Cloud

What Is Microsoft Azure? A Plain-English Guide for Business Owners

Azure is Microsoft's cloud platform — but the name means different things to different businesses. Here's a practical explanation of what Azure is and how it might benefit yours.

Microsoft Azure is Microsoft's cloud computing platform — a global network of data centers that provides computing power, storage, networking, databases, and hundreds of other services on demand. For most small businesses, Azure interaction is indirect (through Microsoft 365). But there are scenarios where Azure is directly relevant.

Azure vs Microsoft 365: What's the Difference?

Microsoft 365 is a finished product — email, Teams, Office apps, OneDrive. Azure is the platform underneath — raw cloud infrastructure and services. You use Azure when you want to run custom applications, virtual machines, databases, or development environments in Microsoft's cloud. Most small businesses use M365 and never touch Azure directly.

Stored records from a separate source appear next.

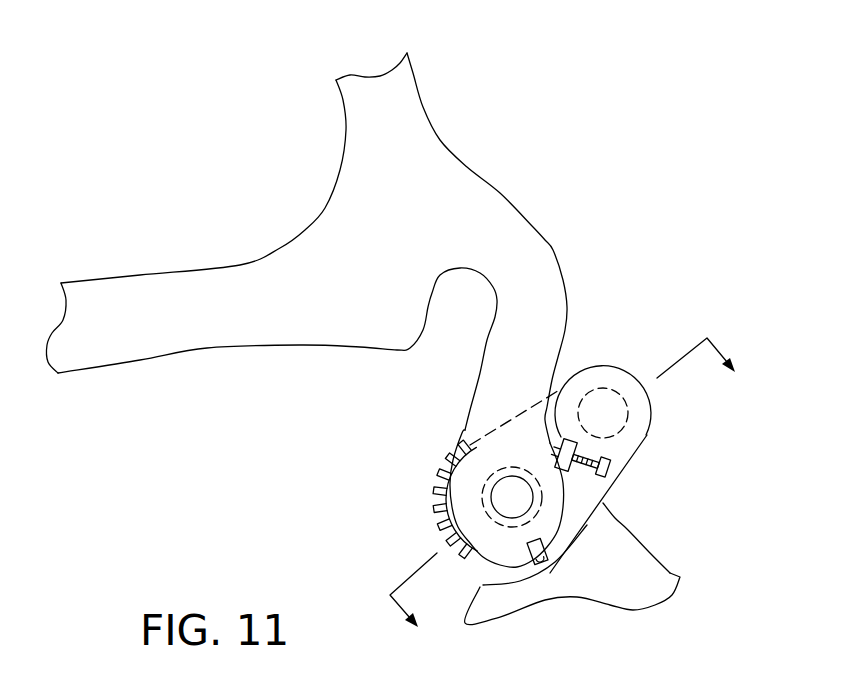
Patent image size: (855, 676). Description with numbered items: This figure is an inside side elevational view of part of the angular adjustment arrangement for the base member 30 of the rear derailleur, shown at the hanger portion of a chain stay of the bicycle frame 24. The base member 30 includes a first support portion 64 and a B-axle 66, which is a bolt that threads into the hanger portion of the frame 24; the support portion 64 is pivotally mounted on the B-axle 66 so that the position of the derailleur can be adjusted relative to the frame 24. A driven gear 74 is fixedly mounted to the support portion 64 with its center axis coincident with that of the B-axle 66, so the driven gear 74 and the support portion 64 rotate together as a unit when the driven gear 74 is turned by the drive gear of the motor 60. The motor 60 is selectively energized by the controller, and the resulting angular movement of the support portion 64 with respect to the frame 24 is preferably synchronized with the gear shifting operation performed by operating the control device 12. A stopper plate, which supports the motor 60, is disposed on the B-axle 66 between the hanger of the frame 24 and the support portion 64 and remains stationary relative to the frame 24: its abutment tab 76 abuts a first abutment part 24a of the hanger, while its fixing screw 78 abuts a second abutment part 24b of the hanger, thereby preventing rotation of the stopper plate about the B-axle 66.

The frame 24 is at (128, 264).
The first abutment part 24a is at (544, 562).
The second abutment part 24b is at (546, 384).
The base member 30 is at (682, 558).
The motor 60 is at (618, 390).
The support portion 64 is at (628, 530).
The B-axle 66 is at (512, 495).
The driven gear 74 is at (455, 445).
The abutment tab 76 is at (556, 548).
The fixing screw 78 is at (648, 434).
The control device 12 is at (575, 503).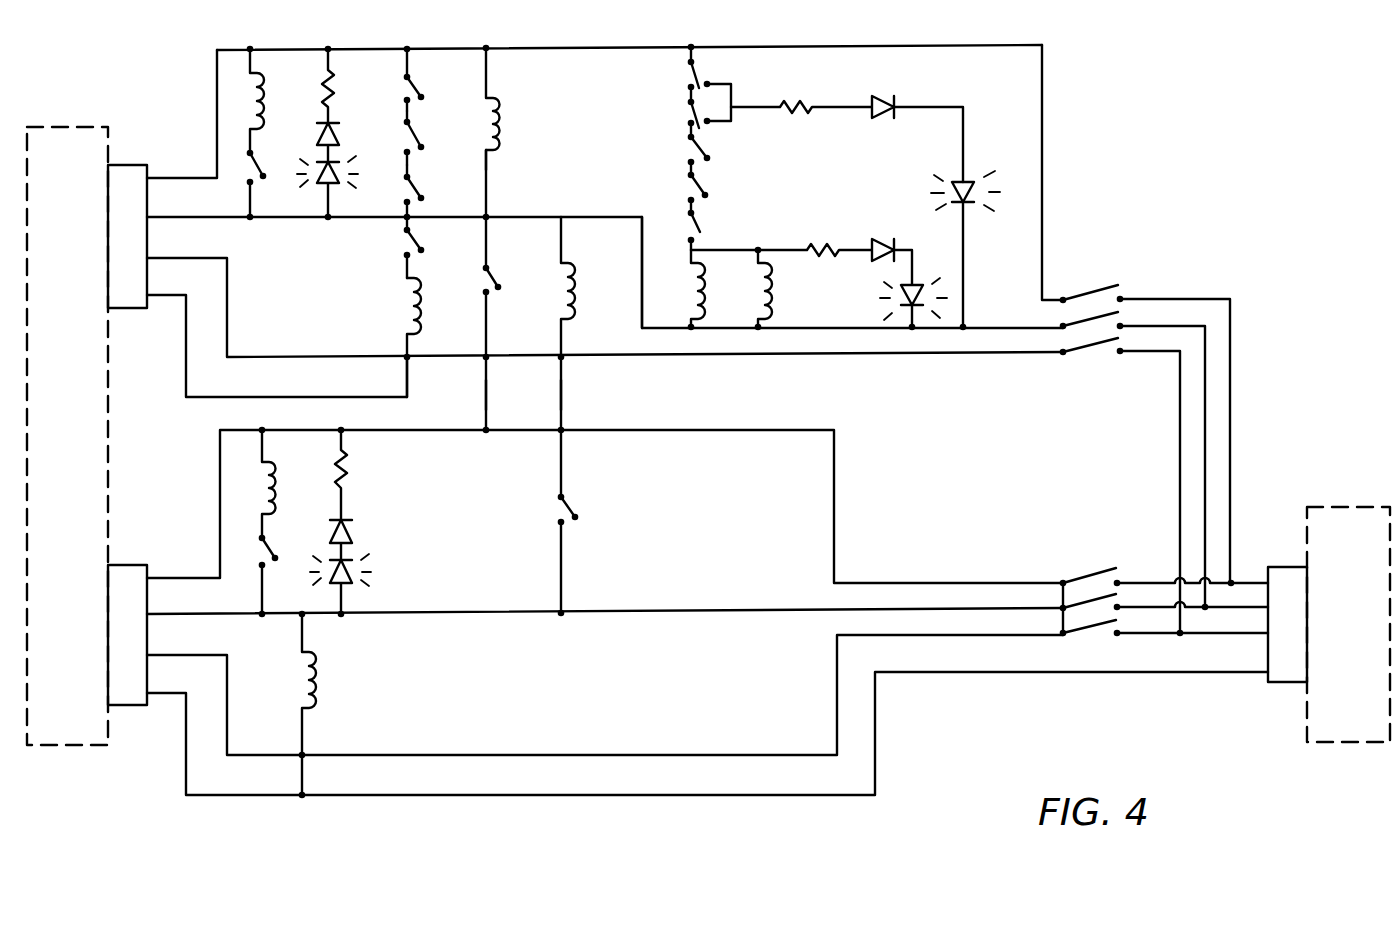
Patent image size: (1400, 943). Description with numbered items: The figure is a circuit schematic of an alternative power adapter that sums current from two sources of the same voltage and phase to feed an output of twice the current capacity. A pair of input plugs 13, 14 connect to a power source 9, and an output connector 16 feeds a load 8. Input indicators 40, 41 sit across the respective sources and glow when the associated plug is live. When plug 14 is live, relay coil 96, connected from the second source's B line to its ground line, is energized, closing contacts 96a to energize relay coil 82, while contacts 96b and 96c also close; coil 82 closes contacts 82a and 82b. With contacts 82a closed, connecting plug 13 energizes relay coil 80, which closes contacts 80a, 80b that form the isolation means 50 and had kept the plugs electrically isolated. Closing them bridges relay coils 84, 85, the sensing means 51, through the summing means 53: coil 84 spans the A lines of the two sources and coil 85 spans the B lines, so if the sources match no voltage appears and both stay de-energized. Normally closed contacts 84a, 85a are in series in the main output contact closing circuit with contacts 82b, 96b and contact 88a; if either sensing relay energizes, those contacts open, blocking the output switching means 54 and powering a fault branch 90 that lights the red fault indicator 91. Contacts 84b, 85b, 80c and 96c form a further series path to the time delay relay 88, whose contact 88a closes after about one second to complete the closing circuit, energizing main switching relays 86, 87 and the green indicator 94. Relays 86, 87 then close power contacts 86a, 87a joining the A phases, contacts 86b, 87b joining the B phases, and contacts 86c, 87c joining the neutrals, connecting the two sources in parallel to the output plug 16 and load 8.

The load 8 is at (1340, 505).
The power source 9 is at (105, 127).
The input plug 13 is at (125, 165).
The input plug 14 is at (128, 565).
The output connector 16 is at (1273, 567).
The input indicator 40 is at (340, 158).
The input indicator 41 is at (353, 563).
The isolation means 50 is at (509, 322).
The sensing means 51 is at (506, 150).
The summing means 53 is at (620, 192).
The output switching means 54 is at (1128, 455).
The relay coil 80 is at (266, 92).
The relay contact 80a is at (495, 282).
The relay contact 80b is at (568, 503).
The relay contact 80c is at (418, 187).
The relay coil 82 is at (298, 463).
The relay contact 82a is at (250, 184).
The relay contact 82b is at (697, 183).
The relay coil 84 is at (503, 103).
The relay contact 84a is at (690, 73).
The relay contact 84b is at (417, 88).
The relay coil 85 is at (580, 272).
The relay contact 85a is at (691, 108).
The relay contact 85b is at (417, 140).
The main switching relay 86 is at (712, 282).
The power contact 86a is at (1083, 292).
The power contact 86b is at (1080, 318).
The power contact 86c is at (1085, 352).
The main switching relay 87 is at (780, 280).
The power contact 87a is at (1093, 572).
The power contact 87b is at (1090, 600).
The power contact 87c is at (1088, 630).
The time delay relay 88 is at (418, 313).
The relay contact 88a is at (700, 147).
The fault branch 90 is at (988, 122).
The fault indicator 91 is at (968, 180).
The indicator 94 is at (903, 300).
The relay coil 96 is at (310, 668).
The relay contact 96a is at (262, 567).
The relay contact 96b is at (698, 223).
The relay contact 96c is at (407, 243).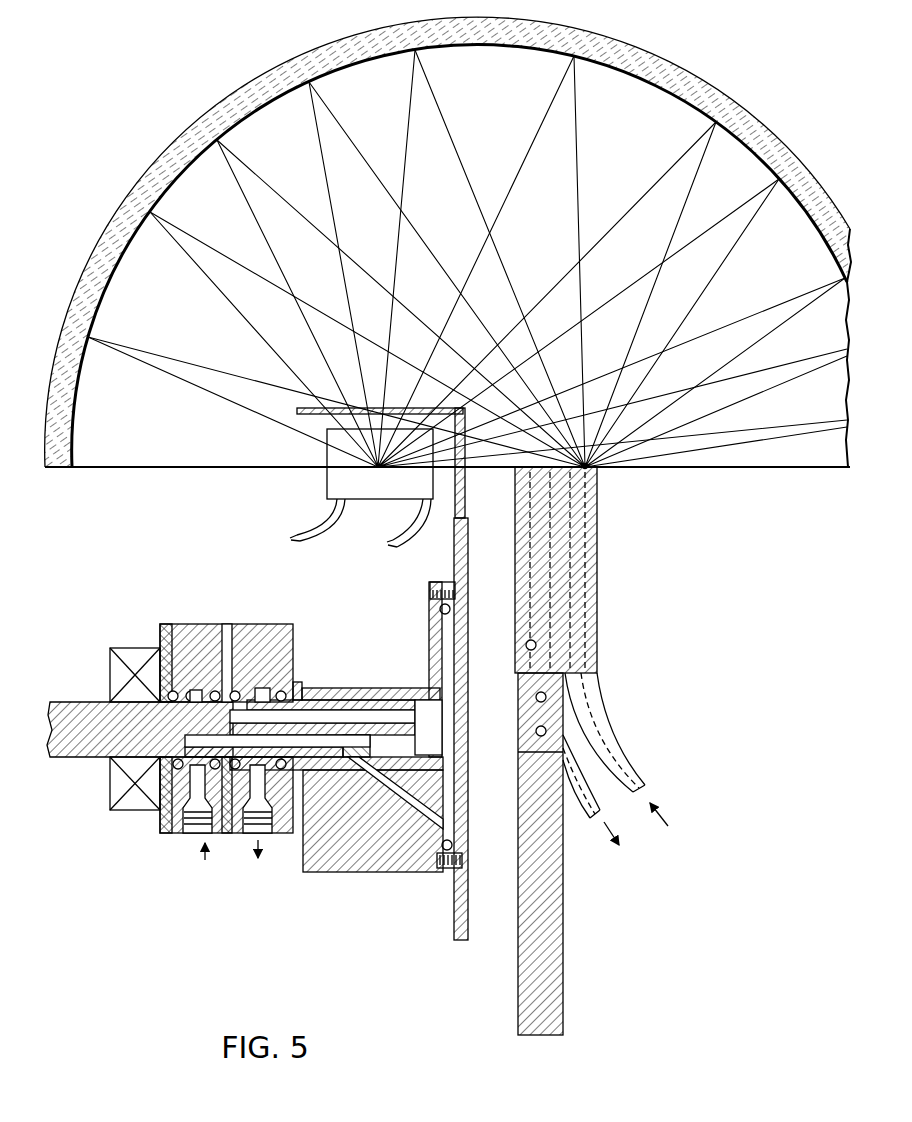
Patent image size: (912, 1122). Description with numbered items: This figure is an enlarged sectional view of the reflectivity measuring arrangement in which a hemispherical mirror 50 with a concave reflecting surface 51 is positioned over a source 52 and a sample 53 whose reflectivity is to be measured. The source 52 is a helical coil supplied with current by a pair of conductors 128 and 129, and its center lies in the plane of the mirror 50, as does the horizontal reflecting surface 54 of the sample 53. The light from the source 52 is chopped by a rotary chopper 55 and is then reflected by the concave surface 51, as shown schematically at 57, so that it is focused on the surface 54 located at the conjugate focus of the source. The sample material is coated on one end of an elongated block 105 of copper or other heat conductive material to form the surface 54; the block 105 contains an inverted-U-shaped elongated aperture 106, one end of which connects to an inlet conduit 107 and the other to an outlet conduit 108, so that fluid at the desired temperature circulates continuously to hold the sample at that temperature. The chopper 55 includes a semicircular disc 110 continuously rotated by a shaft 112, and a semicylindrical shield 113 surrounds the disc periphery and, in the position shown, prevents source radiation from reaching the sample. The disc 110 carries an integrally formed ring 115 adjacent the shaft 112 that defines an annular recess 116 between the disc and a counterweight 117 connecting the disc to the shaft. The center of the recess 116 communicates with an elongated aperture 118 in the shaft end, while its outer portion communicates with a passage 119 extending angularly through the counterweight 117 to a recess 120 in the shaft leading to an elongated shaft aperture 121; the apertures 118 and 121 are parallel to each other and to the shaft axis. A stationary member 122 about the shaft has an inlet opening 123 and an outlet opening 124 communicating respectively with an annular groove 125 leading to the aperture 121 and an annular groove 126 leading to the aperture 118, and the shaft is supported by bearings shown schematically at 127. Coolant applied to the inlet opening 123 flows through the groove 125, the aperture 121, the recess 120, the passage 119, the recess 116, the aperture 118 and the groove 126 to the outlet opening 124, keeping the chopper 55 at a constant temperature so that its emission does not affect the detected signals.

The hemispherical mirror 50 is at (236, 100).
The concave reflecting surface 51 is at (270, 106).
The source 52 is at (327, 488).
The sample 53 is at (603, 587).
The horizontal reflecting surface 54 is at (598, 471).
The rotary chopper 55 is at (354, 878).
The reflected light 57 is at (268, 203).
The elongated block 105 is at (597, 537).
The elongated aperture 106 is at (592, 622).
The inlet conduit 107 is at (612, 722).
The outlet conduit 108 is at (580, 818).
The semicircular disc 110 is at (465, 497).
The shaft 112 is at (57, 760).
The semicylindrical shield 113 is at (385, 408).
The ring 115 is at (431, 613).
The annular recess 116 is at (441, 656).
The counterweight 117 is at (381, 872).
The elongated aperture 118 is at (360, 718).
The passage 119 is at (430, 830).
The recess 120 is at (355, 765).
The elongated shaft aperture 121 is at (320, 740).
The stationary member 122 is at (183, 624).
The inlet opening 123 is at (190, 835).
The outlet opening 124 is at (242, 835).
The annular groove 125 is at (166, 780).
The annular groove 126 is at (262, 688).
The bearings 127 is at (137, 648).
The conductor 128 is at (296, 535).
The conductor 129 is at (397, 542).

When Small Businesses Use Azure

  • Running Windows Server virtual machines in the cloud instead of on-premise hardware
  • Hosting a custom business application or database
  • Azure Active Directory — used by Microsoft 365 for identity management
  • Azure Backup — enterprise backup for on-premise servers to Azure cloud storage
  • Azure Virtual Desktop — remote desktop sessions hosted in Azure

Azure for Disaster Recovery

One practical Azure use case for small businesses is as a disaster recovery target. Azure Site Recovery can replicate your on-premise virtual machines to Azure, so if your office hardware fails, you can spin up those systems in Azure within hours. For businesses with critical uptime requirements, this is a cost-effective DR solution.